[68245] in North American Network Operators' Group
Re: UUNet Offer New Protection Against DDoS
daemon@ATHENA.MIT.EDU (Alex Bligh)
Sat Mar 6 20:23:08 2004
Date: Sun, 07 Mar 2004 01:22:31 +0000
From: Alex Bligh <alex@alex.org.uk>
Reply-To: Alex Bligh <alex@alex.org.uk>
To: Paul Vixie <vixie@vix.com>, nanog@merit.edu
Cc: Alex Bligh <alex@alex.org.uk>
In-Reply-To: <g37jxxpoio.fsf@sa.vix.com>
Errors-To: owner-nanog-outgoing@merit.edu
--On 06 March 2004 23:02 +0000 Paul Vixie <vixie@vix.com> wrote:
> ok, i'll bite. why do we still do this? see the following from June
> 2001:
>
> http://www.cctec.com/maillists/nanog/historical/0106/msg00681.html
Having had almost exactly that phrase in my peering contracts for
$n years, the answer is because if you are A, and peer is B,
if ( A>B )
your spoofed traffic comes (statistically) from elsewhere so you don't
notice.
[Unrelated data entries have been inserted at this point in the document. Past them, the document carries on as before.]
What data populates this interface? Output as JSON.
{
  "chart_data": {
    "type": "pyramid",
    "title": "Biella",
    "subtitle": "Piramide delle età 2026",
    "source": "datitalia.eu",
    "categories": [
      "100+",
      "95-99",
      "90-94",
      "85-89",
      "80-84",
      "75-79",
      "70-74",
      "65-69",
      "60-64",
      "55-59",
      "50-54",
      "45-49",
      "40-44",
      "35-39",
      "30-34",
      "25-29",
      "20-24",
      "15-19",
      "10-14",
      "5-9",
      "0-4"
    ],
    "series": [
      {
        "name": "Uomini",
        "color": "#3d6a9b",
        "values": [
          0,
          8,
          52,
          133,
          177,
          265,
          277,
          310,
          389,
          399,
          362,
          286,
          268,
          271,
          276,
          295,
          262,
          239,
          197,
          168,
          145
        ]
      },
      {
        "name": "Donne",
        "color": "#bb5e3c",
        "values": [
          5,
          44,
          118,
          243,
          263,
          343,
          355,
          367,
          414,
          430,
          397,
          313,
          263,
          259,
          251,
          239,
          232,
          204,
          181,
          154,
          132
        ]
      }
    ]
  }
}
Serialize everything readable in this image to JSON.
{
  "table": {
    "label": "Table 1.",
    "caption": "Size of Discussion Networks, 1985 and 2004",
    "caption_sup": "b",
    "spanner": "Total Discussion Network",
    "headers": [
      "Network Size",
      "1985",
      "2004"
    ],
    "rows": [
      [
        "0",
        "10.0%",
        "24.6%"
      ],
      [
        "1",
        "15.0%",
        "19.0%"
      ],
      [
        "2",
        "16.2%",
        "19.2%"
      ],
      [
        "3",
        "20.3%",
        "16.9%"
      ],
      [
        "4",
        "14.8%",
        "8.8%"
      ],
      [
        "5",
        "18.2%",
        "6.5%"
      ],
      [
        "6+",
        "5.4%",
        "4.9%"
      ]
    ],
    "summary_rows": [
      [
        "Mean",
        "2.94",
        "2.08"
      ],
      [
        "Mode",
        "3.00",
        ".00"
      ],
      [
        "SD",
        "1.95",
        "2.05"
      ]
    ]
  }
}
You are dealing with traffic from C, where C>>A
else
you've signed their peering agreement, and are 'peering' on their
terms instead. Was I going to pull peering with $tier1 from whom
the occasional DoS came? Nope.
The only way this was ever going to work was if the largest networks
cascaded the requirements down to the smallest. And the largest networks
were the ones for whom (quite understandably) rpf was most difficult.
DoS (read unpaid for, unwanted traffic) is one of the best arguments
against settlement-free peering (FX: ducks & runs).